Klinikpartnerschaften sind sehr effizient
Wie Gelder der Entwicklungshilfe effizient eingesetzt werden können, zeigen die im Diskussionspapier vorgestellten ophthalmologischen Partnerschaften zwischen Rostock und Kinshasa und zwischen der Augenklinik Tübingen und der Kamuzu University in Blantyre, Malawi, die ebenfalls bereits seit 20 Jahren besteht. „Durch solche institutionalisierten Partnerschaften wird die örtliche Versorgung beispielsweise durch augenärztliche Weiterbildung gestärkt und darauf hingearbeitet, dass die Einrichtungen letztlich ohne externe Finanzierung betrieben werden können“, erläutert Guthoff. Die bisherigen Erfahrungen zeigten, dass diese Entwicklungszusammenarbeit eine Verankerung mit örtlichen Strukturen bedürfe, um nachhaltig wirken zu können. „Dafür wäre es sehr hilfreich, wenn das deutsche Entwicklungshilfeministerium solchen Kurationsprojekten direkt Gelder zuschreibt“, so der DOG-Experte.

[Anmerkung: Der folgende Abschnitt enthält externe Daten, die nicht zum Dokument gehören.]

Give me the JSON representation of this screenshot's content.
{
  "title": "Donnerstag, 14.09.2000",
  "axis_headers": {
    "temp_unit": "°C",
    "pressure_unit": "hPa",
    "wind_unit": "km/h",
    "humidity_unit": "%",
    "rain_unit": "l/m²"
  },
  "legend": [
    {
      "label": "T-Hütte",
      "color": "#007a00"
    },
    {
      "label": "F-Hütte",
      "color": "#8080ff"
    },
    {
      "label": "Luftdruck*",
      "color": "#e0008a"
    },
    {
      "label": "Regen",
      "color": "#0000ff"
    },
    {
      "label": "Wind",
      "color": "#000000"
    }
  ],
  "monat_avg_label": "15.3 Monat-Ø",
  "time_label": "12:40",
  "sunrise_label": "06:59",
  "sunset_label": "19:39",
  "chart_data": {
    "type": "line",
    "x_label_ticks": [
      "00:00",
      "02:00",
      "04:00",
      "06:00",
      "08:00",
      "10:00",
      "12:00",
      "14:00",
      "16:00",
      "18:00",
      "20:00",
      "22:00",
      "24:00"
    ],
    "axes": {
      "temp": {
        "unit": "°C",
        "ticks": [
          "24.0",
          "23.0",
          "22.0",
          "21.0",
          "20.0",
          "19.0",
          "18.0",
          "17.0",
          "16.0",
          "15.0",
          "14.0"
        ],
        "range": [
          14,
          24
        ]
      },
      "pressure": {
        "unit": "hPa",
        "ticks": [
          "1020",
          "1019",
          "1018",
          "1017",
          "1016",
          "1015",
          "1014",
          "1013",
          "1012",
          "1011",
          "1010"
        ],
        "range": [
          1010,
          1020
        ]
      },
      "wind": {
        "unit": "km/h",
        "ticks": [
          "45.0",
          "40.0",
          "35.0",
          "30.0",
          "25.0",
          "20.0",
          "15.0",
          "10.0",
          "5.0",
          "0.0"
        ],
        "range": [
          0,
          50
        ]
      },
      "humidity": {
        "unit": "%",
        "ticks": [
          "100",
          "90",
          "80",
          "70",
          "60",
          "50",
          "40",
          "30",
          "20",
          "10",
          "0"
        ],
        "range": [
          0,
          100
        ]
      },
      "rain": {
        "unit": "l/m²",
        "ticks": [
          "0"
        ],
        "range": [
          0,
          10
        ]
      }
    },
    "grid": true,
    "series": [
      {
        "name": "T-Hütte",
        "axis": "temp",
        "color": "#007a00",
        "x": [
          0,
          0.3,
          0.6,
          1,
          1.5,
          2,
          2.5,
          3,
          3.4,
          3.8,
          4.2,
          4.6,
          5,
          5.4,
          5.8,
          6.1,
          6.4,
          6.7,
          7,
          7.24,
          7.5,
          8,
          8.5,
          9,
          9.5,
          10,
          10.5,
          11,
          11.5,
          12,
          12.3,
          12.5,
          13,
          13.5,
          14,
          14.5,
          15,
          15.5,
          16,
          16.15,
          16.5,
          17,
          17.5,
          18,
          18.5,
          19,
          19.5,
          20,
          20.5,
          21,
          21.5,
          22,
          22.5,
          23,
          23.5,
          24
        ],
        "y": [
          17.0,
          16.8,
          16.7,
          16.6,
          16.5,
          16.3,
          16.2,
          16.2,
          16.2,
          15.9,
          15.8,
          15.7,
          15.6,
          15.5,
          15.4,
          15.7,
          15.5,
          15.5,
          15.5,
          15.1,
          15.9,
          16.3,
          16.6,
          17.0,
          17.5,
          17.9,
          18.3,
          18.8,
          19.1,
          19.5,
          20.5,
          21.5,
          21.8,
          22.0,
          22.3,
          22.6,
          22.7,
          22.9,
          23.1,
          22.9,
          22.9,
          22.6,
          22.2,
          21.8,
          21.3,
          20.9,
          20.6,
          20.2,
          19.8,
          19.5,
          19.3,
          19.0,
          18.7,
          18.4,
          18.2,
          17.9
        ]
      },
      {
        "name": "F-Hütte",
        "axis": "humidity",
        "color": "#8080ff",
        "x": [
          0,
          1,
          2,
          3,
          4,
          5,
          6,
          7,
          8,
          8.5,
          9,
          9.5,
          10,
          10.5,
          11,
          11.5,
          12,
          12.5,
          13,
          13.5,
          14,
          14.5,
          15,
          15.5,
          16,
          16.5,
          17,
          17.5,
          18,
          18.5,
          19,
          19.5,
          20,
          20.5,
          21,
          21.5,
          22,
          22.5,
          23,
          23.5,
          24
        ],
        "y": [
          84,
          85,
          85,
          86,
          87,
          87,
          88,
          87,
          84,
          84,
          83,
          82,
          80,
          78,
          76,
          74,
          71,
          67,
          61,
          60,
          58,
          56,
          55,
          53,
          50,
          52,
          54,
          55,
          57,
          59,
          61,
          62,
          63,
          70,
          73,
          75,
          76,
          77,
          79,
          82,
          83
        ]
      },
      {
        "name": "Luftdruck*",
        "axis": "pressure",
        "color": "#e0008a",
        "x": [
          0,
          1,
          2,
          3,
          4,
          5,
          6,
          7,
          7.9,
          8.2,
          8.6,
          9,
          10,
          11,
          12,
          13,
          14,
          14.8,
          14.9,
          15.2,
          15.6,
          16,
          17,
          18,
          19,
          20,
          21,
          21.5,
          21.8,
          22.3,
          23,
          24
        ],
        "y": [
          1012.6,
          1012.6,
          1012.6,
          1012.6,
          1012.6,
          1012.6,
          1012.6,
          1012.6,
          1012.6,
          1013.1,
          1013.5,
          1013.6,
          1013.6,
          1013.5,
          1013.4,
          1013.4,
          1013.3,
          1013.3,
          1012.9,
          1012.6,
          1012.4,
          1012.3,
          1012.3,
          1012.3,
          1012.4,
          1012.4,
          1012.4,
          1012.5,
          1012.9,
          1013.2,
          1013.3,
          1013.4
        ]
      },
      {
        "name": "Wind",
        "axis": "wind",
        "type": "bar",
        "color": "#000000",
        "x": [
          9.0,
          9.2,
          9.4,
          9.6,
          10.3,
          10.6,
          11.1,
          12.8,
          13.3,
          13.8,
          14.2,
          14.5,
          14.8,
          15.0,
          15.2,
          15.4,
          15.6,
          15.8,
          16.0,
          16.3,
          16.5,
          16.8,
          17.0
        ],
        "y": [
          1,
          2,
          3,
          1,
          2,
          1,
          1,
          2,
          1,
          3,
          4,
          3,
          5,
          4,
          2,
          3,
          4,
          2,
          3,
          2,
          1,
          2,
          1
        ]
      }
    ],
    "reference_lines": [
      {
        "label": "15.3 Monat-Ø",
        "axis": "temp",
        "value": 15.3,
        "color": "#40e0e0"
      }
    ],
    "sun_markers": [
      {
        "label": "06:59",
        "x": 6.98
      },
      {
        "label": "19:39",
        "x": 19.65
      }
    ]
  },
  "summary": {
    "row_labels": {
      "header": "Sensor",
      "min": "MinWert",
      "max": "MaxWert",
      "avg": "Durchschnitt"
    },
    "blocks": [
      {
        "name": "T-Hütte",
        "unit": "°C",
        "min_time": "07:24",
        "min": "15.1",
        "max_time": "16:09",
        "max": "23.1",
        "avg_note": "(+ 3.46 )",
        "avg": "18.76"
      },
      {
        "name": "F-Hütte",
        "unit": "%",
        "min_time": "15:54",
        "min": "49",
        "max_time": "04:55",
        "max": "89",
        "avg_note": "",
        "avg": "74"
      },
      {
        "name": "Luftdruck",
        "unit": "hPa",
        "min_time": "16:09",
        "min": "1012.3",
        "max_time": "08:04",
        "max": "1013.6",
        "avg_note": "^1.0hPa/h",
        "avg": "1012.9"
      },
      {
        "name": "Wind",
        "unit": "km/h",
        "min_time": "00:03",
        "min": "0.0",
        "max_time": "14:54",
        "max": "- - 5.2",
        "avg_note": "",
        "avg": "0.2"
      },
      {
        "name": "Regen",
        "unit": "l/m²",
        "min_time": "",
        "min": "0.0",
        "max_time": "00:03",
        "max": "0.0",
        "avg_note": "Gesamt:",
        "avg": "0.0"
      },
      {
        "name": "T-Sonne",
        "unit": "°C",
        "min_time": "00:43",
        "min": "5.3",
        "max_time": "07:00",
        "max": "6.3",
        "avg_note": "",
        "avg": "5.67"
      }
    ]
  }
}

Forderung: Abbau von Bürokratie, Aufbau kurativer Strukturen
Bislang werden solche Partnerschaften hauptsächlich aus privaten Spenden und Stiftungsgeldern finanziert. Auch hier wünschen sich die Autorinnen und Autoren mehr politisches Engagement, sowohl in finanzieller Hinsicht als auch beim Abbau bürokratischer Hürden. „So können auf effiziente Weise kurative Strukturen etabliert und mit präventiven Ansätzen vor Ort verzahnt werden – ein Modell, das medizinisch notwendig, sozial geboten und ökonomisch tragfähig ist“, resümiert Guthoff.